In this point everything is okay and we already did the method that created the user account with a secure password. Now we will make a method to login the user. For that, we push the salted password from the database and compare with the input password (your form or whatever you want).

/**
 * This method will connect into the database and return if user password matches, if yes, we can login
 * 
 * @param player is the client that we'll create an account
 * @param username input from our login form
 * @param password plain input password from our login form and isn't salted 
 *
 * @return Boolean return if password match or do not.
 */
public static Boolean loginAccount(string username, string password)
{
	/*
		Setup your MySQL database: https://wiki.gt-mp.net/index.php?title=MySql
		
		This will open a connection with your MySQL Database.
		After that we create a MySQLCommand to send our queries for your database.
		
		This simplifies a lot you code and avoid boilerplate.
	*/
	try 
	{
		using(connection = new MySqlConnection(myConnectionString))
		using(command = connection.CreateCommand())
		
		// This query is for SELECT the username and password from the database to check the password later
		// We use command parameters to avoid SQL Injections
		// Learn more about: https://dev.mysql.com/doc/connector-net/en/connector-net-programming-prepared-preparing.html
		command.CommandText = "SELECT password FROM AccountsTable WHERE [email protected]";
		command.Prepare();
		
		command.Parameters.AddWithValue("@username", username);
		
		// Open the connection
		connection.Open();
		
		// Execute our query and receive the result as a string
		// This will give us the salted password from the database
		// Output example: prHRZBO/xCXJrRpgas1cUA==:10000:16:LqTubT/4KhJWR+qwogrZqw==		
		string saltedPassword = (string) command.ExecuteScalar();
		
		// return if password (input from user) equals to saltedPassword (stored in database)
		return PasswordDerivation.Verify(saltedPassword, password);
	}
	catch (Exception err) { Console.WriteLine(err); }
	finally { connection.Close(); }
}

Now you can securely login and create account for your users using these methods above.

Usage Example

The usage is a bit simple and you can do into your server and client-side, it depends on how you will make your authentication system.

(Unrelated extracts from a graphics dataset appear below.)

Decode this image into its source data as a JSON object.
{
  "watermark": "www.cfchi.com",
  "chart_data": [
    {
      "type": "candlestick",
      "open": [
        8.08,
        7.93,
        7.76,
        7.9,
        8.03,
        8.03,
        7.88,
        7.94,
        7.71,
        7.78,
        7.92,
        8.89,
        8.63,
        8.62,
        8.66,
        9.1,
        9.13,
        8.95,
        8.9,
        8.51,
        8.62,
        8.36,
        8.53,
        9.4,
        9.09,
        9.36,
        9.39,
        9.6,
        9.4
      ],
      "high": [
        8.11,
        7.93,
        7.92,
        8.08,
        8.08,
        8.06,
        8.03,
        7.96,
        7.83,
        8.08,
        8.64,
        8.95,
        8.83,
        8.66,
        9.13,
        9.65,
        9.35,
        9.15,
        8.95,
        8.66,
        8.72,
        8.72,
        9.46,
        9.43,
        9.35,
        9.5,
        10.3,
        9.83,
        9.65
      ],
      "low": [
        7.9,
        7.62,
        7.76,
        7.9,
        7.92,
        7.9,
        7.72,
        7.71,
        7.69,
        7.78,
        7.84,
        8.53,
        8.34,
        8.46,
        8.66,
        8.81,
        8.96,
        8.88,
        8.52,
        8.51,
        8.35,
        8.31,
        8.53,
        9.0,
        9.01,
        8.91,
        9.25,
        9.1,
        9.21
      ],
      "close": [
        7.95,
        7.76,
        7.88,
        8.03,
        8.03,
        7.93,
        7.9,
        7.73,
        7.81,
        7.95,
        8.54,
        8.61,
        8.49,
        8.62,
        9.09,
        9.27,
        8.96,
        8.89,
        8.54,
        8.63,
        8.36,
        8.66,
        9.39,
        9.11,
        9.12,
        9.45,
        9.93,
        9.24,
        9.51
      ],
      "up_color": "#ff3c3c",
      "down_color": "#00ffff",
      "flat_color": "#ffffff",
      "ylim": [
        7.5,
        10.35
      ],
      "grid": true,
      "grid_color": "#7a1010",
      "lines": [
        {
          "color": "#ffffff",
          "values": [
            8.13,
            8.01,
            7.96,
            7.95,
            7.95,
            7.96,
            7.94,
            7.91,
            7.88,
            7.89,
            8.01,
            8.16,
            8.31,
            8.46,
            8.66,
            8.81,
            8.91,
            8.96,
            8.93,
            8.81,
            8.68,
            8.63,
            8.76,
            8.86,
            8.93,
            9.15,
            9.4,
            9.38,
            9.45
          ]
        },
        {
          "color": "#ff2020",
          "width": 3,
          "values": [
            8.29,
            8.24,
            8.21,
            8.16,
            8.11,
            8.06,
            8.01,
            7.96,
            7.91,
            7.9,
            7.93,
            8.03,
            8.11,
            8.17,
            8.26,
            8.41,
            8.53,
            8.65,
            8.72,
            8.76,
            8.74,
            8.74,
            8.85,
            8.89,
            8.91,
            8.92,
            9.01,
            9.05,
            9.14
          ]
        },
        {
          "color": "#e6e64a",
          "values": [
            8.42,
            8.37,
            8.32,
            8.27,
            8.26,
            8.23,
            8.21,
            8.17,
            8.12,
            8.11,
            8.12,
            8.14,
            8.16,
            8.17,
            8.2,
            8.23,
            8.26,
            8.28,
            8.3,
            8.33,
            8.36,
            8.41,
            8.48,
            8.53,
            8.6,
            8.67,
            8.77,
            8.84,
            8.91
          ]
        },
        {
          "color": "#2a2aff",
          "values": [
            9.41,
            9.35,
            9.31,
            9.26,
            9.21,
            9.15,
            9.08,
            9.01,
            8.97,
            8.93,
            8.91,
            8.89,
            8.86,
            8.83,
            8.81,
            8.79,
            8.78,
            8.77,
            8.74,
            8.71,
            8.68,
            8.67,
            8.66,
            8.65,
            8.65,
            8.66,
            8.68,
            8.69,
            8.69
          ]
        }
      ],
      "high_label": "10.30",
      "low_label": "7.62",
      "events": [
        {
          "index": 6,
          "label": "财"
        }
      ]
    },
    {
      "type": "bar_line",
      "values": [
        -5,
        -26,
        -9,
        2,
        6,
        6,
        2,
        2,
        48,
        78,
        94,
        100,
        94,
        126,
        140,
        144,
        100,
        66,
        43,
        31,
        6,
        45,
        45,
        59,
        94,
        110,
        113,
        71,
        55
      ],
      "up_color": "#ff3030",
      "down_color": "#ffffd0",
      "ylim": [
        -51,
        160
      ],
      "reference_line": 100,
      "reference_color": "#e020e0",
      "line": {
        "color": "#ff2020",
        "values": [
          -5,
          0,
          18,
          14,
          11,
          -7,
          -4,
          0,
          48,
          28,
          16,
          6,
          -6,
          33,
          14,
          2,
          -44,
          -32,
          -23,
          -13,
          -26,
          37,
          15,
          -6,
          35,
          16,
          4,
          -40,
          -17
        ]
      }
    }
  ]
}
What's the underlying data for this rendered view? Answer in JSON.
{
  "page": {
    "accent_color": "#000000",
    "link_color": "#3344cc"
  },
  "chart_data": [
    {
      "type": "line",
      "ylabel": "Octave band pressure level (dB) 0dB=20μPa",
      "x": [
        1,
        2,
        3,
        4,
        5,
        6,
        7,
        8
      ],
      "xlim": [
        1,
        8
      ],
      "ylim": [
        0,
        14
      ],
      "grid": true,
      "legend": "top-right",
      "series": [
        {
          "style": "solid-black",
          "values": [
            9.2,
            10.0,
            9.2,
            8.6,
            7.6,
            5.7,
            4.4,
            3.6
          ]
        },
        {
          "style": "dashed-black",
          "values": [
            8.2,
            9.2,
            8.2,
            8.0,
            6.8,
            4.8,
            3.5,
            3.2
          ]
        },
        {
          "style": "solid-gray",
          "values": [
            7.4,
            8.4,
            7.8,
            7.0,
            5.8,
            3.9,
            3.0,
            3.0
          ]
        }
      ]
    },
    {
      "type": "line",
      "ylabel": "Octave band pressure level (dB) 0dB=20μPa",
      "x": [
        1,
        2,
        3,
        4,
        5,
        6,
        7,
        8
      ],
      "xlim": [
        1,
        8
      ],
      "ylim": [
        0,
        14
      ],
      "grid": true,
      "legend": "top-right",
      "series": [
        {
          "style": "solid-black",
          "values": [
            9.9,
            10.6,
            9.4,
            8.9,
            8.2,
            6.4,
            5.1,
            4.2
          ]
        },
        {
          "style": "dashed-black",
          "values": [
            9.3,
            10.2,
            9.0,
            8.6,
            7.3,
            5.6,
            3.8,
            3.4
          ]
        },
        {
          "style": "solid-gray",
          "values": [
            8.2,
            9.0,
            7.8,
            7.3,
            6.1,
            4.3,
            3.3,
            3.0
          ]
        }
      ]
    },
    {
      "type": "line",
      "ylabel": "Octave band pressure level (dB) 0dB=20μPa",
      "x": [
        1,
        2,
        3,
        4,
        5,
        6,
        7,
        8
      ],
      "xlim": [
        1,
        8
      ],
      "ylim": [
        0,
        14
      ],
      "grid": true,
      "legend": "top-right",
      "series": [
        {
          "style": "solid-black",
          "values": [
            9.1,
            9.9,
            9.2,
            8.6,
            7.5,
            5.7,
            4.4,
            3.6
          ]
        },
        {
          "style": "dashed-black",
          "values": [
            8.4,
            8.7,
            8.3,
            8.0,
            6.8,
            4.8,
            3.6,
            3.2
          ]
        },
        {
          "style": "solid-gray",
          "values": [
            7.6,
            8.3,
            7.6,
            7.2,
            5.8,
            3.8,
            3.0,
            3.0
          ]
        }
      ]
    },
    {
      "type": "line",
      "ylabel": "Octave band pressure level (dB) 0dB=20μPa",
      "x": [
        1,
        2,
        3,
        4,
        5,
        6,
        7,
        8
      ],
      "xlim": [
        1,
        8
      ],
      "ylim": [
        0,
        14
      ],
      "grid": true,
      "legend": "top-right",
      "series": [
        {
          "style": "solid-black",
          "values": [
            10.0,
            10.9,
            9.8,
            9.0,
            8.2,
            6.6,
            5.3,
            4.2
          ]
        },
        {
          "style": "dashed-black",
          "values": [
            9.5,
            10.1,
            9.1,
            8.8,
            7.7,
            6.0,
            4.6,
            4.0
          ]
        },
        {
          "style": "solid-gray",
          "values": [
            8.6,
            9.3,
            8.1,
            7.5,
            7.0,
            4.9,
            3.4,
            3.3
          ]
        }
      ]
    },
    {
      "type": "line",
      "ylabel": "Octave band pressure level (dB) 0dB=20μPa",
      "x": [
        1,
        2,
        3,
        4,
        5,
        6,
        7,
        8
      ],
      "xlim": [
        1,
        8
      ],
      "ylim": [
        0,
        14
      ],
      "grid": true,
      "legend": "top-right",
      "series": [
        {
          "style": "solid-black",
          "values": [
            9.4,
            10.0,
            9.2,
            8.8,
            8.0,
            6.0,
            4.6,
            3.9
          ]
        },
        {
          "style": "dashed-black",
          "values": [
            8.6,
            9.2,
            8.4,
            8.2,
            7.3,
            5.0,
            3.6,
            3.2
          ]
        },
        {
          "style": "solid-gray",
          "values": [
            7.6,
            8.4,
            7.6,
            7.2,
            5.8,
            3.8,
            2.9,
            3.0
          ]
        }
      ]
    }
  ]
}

In the example below, we will use TriggerServerEvent for communicate with the server-side and try to create a account and OnClientEventTrigger to receive the event from the client-side.

Client-Side:

// Create account with data: username{ 'Testing' }, password { 'NicePassword' }
API.triggerServerEvent("create_account", "testing", "NicePassword");

// Make a login attempt with data: username { 'Testing' }, password { 'NicePassword' }
API.triggerServerEvent("login_account", "testing", "NicePassword");

Server-Side:

public Main()
{
	API.onClientEventTrigger += OnClientEvent;
}

public void OnClientEvent(Client player, string eventName, params object[] arguments) //arguments param can contain multiple params
{
    if (eventName == "create_account") 
    {
        string username = arguments[0];
        string password = arguments[1];
		  
	// make a create account request!
        var result = YourClass.createAccount(username, password);
        if (result)
        {
	    // account created, do anything!
        }
	else
        {
	    // acccount has not created!
	}
    }

    else if (eventName == "login_account") 
    {
        string username = arguments[0];
	string password = arguments[1];
        var result = YourClass.loginAccount(username, password);
        if (result) 
        { 
            // login succeeded, do anything!
        }
	else 
        {   
            // password is wrong, do anything!
        }
    }
}

Now you can do whatever you want, like return a trigger to the client to spawn the player, send him a message, et cetera.